Pinecone MCP Server


What is this?

The Pinecone MCP Server is a connector that bridges LLM agents with the Pinecone vector database using the Model Context Protocol (MCP). It provides a drop-in solution to perform embedding-driven operations like semantic search, similarity retrieval, and RAG pipelines without dealing with low-level API details. Developers can install it as the @modelcontextprotocol/server-pinecone package and instantly expose upsert, query, fetch, and delete endpoints that any MCP-capable client can call.

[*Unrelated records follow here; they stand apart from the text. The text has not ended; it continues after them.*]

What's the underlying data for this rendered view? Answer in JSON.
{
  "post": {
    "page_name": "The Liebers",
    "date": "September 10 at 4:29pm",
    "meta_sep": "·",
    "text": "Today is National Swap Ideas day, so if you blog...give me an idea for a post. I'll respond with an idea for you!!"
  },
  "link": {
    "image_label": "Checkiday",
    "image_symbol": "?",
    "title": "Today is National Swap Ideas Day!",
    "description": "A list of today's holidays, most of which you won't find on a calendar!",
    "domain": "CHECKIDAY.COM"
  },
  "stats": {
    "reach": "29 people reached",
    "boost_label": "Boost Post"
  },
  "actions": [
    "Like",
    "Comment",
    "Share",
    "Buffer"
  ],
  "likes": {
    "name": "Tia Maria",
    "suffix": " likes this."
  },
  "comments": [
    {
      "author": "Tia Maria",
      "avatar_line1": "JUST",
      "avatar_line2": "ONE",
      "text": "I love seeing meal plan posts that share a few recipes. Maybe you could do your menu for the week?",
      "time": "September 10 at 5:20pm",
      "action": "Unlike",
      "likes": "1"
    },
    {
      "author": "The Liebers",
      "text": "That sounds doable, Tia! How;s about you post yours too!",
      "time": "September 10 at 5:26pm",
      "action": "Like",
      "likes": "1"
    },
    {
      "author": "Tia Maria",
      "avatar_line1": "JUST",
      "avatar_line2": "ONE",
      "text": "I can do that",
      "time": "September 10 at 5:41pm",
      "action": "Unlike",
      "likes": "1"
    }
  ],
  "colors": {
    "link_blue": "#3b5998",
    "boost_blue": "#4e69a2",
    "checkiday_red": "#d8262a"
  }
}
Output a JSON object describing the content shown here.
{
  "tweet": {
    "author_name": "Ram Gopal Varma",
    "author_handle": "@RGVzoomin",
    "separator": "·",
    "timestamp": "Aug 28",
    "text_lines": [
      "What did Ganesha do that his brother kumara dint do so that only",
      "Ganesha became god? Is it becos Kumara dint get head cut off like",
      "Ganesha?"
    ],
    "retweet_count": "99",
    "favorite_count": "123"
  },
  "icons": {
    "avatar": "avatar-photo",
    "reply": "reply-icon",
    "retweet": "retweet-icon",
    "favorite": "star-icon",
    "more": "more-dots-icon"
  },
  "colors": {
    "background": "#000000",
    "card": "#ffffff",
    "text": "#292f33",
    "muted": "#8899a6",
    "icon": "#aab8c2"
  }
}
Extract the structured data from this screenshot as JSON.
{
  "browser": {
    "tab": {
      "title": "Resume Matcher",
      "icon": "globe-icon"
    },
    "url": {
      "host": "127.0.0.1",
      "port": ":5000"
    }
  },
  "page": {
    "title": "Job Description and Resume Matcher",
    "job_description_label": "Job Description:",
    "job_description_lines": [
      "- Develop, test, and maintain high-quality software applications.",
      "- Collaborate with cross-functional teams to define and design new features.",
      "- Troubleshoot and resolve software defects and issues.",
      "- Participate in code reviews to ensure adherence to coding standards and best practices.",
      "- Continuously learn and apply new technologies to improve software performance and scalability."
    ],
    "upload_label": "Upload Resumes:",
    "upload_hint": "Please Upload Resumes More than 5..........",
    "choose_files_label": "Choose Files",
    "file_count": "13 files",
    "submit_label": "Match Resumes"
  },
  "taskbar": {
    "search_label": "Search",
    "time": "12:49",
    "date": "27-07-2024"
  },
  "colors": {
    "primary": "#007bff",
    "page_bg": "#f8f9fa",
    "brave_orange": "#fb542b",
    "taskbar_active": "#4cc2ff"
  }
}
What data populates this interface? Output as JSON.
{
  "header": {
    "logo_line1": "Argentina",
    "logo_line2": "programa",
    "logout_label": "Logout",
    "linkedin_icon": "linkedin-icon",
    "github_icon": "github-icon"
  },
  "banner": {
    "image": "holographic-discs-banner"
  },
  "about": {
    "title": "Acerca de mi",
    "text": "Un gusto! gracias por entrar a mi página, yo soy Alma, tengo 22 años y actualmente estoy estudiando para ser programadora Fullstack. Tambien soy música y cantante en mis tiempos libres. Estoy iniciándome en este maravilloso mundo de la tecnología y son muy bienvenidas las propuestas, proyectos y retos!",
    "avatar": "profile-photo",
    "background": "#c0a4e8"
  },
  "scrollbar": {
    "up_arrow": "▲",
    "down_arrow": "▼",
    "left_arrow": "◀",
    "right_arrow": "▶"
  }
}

Under the hood, it runs as a Node.js/TypeScript service, wrapping Pinecone’s official client to handle batching, retries, and namespace isolation. This means you get enterprise-grade performance, security, and scalability out of the box. Whether you’re indexing customer transcripts for a chatbot or powering a RAG experience over internal docs, the Pinecone MCP Server makes it easy to swap vector backends without rewriting your LLM logic.

Quick Start

Install the server using npm:

npm install @modelcontextprotocol/server-pinecone

Then add it to your MCP client configuration:

{
  "mcpServers": {
    "pinecone": {
      "command": "npx",
      "args": ["-y", "@modelcontextprotocol/server-pinecone"],
      "env": {
        "API_KEY": "your-api-key-here"
      }
    }
  }
}

Key Features

Feature 1: MCP-Compliant Connector that exposes standardized upsert, search, fetch, and delete operations via REST or gRPC.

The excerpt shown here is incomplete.